The Great Book Club. The show started with a cheerful introduction by the five cast members made of two hosts, one book critic, one poet, and two celebrity guests, who had yet to make an appearance.

“If they were just gonna tell us who the guests were, they should’ve just showed them from the start,” Seo Kwang muttered as he sipped on his beverage. Myung Joo Mu’s appearance on The Great Book Club had already drawn a significant amount of media attention. With that, the cast members started off according to the script.

“All right, everyone. The day we’ve all been waiting for is finally here. Dreams do come true!”

There was excitement in everyone’s faces.

“That’s right. The special episode our viewers have been desperately waiting for. Yun Woo Special!”

Then, the five cast members applauded simultaneously.

“Do you think these people know that Yun Woo’s watching?”

“It’s not a live show.”

“Well, do you think they knew while they were filming?”

“Don’t know.”

As Juho munched on the snacks, Seo Kwang giggled mischievously beside him.

“Mr. Lee, you’re one of the people who’s been most looking forward to this day.”

With that, the camera focused on Pyung Jin’s face. He was wearing a blue tie this time.

“That’s right. I waited anxiously for this.”

The critic didn’t deny the host. Then, the poet sitting next to him said, “What you shared about Yun Woo’s translation turned out to be quite sensational.”


“Yes. If you look at the bulletin board at our website, there are loads of people who are saying that they didn’t realize the importance of proper translations until they heard you.”

“I agree.
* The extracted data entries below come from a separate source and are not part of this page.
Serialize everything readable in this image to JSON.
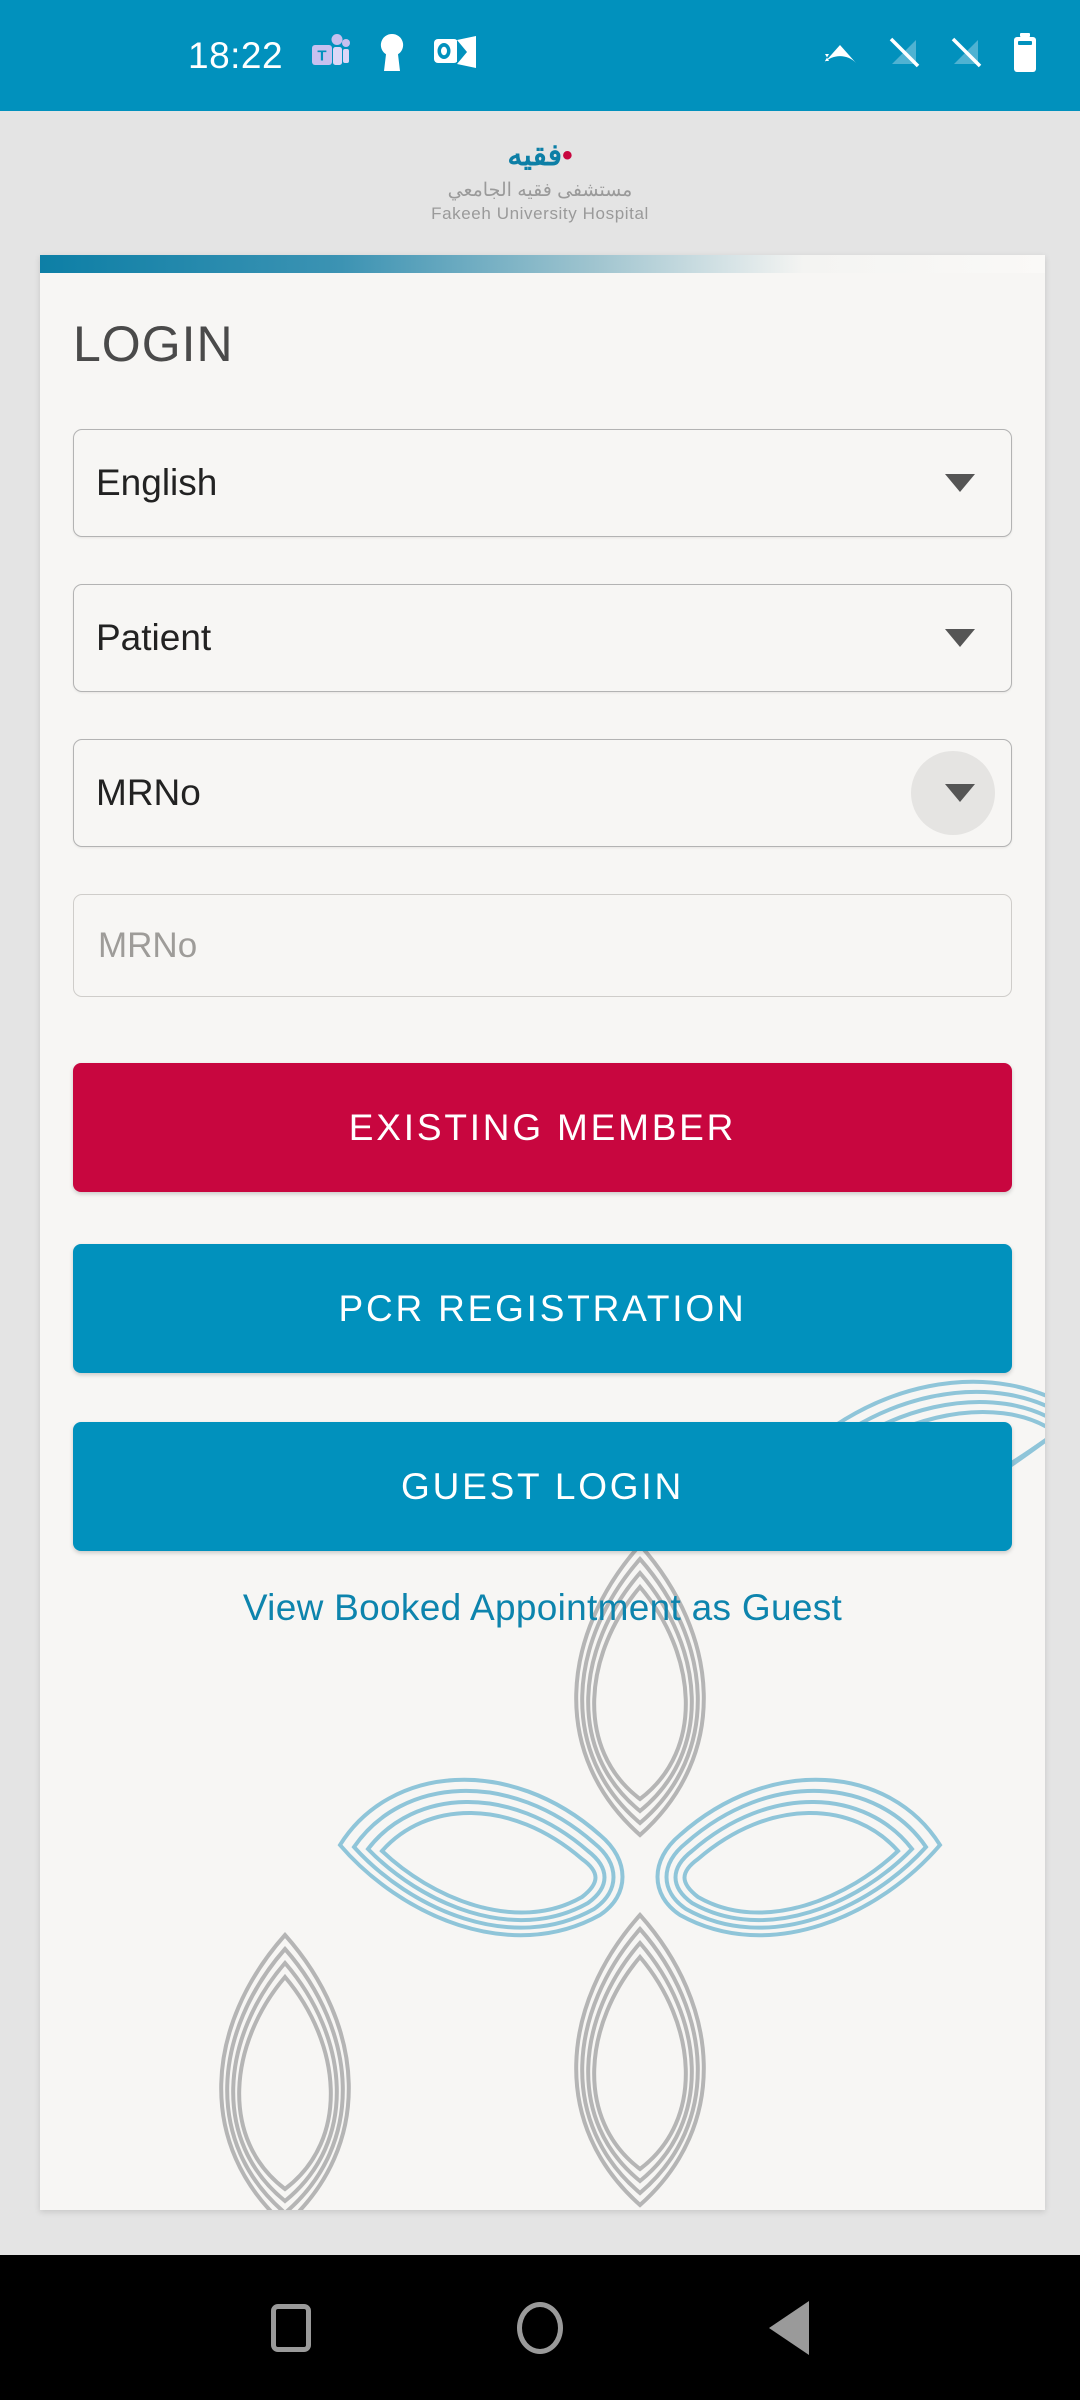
{
  "statusbar": {
    "time": "18:22",
    "left_icons": [
      "teams-icon",
      "vpn-key-icon",
      "outlook-icon"
    ],
    "right_icons": [
      "wifi-icon",
      "signal-off-icon",
      "signal-off-icon-2",
      "battery-icon"
    ],
    "background_color": "#0191bd"
  },
  "header": {
    "logo_arabic": "فقيه",
    "logo_dot": "•",
    "logo_subtitle_ar": "مستشفى فقيه الجامعي",
    "logo_subtitle_en": "Fakeeh University Hospital",
    "logo_color": "#0d7fa6",
    "logo_dot_color": "#c8063f"
  },
  "card": {
    "title": "LOGIN",
    "accent_gradient_from": "#0d7fa6",
    "accent_gradient_to": "#faf9f7"
  },
  "form": {
    "language_select": {
      "value": "English",
      "icon": "chevron-down-icon"
    },
    "user_type_select": {
      "value": "Patient",
      "icon": "chevron-down-icon"
    },
    "id_type_select": {
      "value": "MRNo",
      "icon": "chevron-down-icon",
      "state": "pressed"
    },
    "id_input": {
      "value": "",
      "placeholder": "MRNo"
    }
  },
  "actions": {
    "existing_member": {
      "label": "EXISTING MEMBER",
      "color": "#c8063f"
    },
    "pcr_registration": {
      "label": "PCR REGISTRATION",
      "color": "#0191bd"
    },
    "guest_login": {
      "label": "GUEST LOGIN",
      "color": "#0191bd"
    },
    "guest_appointment_link": {
      "label": "View Booked Appointment as Guest",
      "color": "#0d84ad"
    }
  },
  "decoration": {
    "name": "fakeeh-floral-motif",
    "petal_blue": "#8fc5d9",
    "petal_grey": "#b5b5b5"
  },
  "navbar": {
    "recents_label": "recents",
    "home_label": "home",
    "back_label": "back"
  }
}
I didn’t realize how important translations were, either.”

The cast members conversed candidly, and after a little while, a male celebrity chimed in.

“Now, should we bring in our special guest? We went through a lot of trouble to cast him.”
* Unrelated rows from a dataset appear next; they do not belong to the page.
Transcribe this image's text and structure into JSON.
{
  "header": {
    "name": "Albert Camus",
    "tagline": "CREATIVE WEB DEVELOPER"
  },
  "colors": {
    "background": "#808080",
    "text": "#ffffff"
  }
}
“It’s not Yun Woo, is it?”

“Oh, man! That’d be amazing!”

“I’ll scream.”

Amid a number of reactions, the three hosts shouted simultaneously.

“One of the hottest actors of this generation.”

“The special guest of this special occasion for The Great Book Club is…”

“Myung Joo Mu of Trace of a Bird!”

As The five cast members sprung up from their seats at the same time in order to welcome the actor, the set opened up from behind, and Myung Joo Mu appeared.

“Ooh. That’s him,” Seo Kwang murmured while Juho drank his beverage. Just like the host had said, Myung Joo Mu was an actor who rose quickly to stardom after his appearance on the Trace of a Bird movie. As his long years as a nameless actor became known to the public, he started appearing more frequently on TV.


As the actor greeted the cast members and the audiences with a bright smile, everyone took their seats and candidly moved on to the main conversation. Fitting to its name, the show revolved around books, and that week was about the ones written by Juho.

“If you look here, we have books all the way from Yun Woo’s debut title to his most recent book, the sixth volume of ‘Language of God.'”

“This really feels like the Yun Woo Special!”

The cast members exclaimed as they examined the books.

“Despite having debuted recently, Yun Woo has written quite an array of books, from pure literature to genre novels, and now, a translation.”

“I think versatility is one of Yun Woo’s biggest strengths.”

“Maybe it’s just me, but whenever I hear the name Yun Woo, I get the image of an author who writes fanatically. Not that I’ve met him in person or anything. Haha!”

The poet added onto what Pyung Jin said, saying that he wasn’t entirely wrong in the way he felt.

“What do you think, Myung Joo? Do you agree?”

As the host passed the turn to speak to Myung Joo, the actor thought for a brief moment and opened his mouth to say, “I’m not sure. I only met him once, but I never saw him write even then.”

“We don’t even know what he looks like.”

“I do. Saw him from his head to toe.”

Ignoring Seo Kwang’s playful remark, Juho focused on the show.

“Now, Myung Joo?” the female host called for the actor, and he answered with his distinctively low voice.

Then, the host asked, “What are your favorite books?”